附录A动态可靠性和安全性评价人为因素技术系统：一个现代科学扎根人类的起源P. Carlo Cacciabue收稿日期：2010年1月7日/接受日期：2010年2月27日施普林格出版社有限公司于2010年在伦敦摘要:本文讨论的要求是人机实际执行互动模式。

前瞻性的回顾分析了设计和安全评估。

对Hollnagel理论能够运用“联合认知”制度全面和详进行分析,鉴定出人为因素的根本原因和潜在的复杂评价中偶然的情况.然而，死板的应用这些做法有时是过于武断,或根本不可能改善缺乏数据的缺点或构建复杂性建模架构.本文介绍了两个可行的方法，整体安全性分析是对整个工厂进行控制.另一种方法是，当明确任务和具体行为需要进行研究，提出的方法Hollnagel被认为是最先进和可以应用种最准确的工具.关键词：人类认知；可靠性建模；安全评估；根本原因分析1 介绍15年前，在1994年，我对埃里克Hollnagel在我的博士学位论文等这些方面的帮助表示感激。

当然埃里克Hollnagel已成为了我的导师并帮我解除了、试图将机器正规化的权威心理的影响。

我一开始就很尊重博士Hollnagel，很多年前，当我遇到他，他拯救了我,从一些同事之中保护了我将要被他们毁灭的最初想法，这种想法是试图寻找和谐科学和心理学的之间的基础，这是我研究活动的最后25年的方向.感谢埃里克！我永远不会忘记你，在世界许多角落陪伴着我，并通过头脑帮助我。

（Cacciabue 1994年）。

在那些日子里,需要建立必要的，明确的和无误的模式在人类管理的系统中,这导致许多研究人员严厉批评,它没有和解的可能性，所有的方法和在人类的贡献，旨在简化技术对系统的控制和事故.第一，集中在行为上，即实际的行动表现。
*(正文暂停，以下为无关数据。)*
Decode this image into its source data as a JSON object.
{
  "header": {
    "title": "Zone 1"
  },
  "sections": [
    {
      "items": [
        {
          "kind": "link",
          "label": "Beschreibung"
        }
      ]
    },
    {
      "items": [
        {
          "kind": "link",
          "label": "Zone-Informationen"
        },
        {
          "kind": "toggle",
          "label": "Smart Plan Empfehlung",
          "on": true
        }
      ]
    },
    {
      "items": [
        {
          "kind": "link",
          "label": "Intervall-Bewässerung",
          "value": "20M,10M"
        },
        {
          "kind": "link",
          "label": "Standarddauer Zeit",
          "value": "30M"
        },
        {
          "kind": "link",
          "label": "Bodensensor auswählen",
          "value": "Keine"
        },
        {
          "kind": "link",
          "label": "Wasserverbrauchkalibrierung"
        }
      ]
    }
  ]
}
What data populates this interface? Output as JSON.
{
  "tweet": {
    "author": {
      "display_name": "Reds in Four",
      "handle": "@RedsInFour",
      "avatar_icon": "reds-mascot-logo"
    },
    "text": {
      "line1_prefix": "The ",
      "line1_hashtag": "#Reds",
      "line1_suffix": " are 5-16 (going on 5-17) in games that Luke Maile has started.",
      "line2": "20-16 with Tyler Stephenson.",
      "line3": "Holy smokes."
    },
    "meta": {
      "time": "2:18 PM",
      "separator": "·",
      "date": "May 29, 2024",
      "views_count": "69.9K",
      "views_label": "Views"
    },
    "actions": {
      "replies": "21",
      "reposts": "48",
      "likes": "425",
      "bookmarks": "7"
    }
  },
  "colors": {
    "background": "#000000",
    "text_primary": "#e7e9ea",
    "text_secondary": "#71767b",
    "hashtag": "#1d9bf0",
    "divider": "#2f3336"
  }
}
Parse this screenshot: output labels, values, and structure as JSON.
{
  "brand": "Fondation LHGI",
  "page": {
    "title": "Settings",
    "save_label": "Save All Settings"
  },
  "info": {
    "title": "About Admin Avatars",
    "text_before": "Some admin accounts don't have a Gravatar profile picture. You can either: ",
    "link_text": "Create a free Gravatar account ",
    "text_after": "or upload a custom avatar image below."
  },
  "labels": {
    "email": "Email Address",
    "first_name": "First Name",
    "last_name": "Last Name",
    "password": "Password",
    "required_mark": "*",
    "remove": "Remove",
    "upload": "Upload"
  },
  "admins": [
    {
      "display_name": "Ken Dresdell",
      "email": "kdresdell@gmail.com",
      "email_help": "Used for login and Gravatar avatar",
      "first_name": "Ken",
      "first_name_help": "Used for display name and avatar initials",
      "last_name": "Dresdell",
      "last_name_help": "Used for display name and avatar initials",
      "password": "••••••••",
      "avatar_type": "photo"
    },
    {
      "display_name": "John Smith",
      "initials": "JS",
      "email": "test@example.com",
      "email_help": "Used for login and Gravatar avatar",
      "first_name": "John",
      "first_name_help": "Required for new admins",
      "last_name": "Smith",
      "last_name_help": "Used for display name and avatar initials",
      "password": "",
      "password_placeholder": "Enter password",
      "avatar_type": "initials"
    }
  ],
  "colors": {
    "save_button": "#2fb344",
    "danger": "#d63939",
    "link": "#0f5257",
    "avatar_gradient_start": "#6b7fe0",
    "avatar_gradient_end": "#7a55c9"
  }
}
这种批评的主要依据是一个没有模型的认知，使审议过程和人类精神的典型功能和行为表现影响到他们的上下文相关条件（Hollnagel 1994年），第二，缺乏对审.在同一年内，制定的概念“第二代人的可靠性的方（Cacciabue和Hollnagel 1993年）和“微型的macrosimulation认知”（Cacciabue和Hollnagel 1995)随着各种技术的发展，在许多情况下是从航空运输和核医学出发，目的在于评估人类的贡献，评估安全系统和安全组织.这些问题一直是核心的科学调查问题.在90年代的Hollnagel，出版了两本关于危害和风险人类活动的分析（Hollnagel 1993年，1998年）基本书籍。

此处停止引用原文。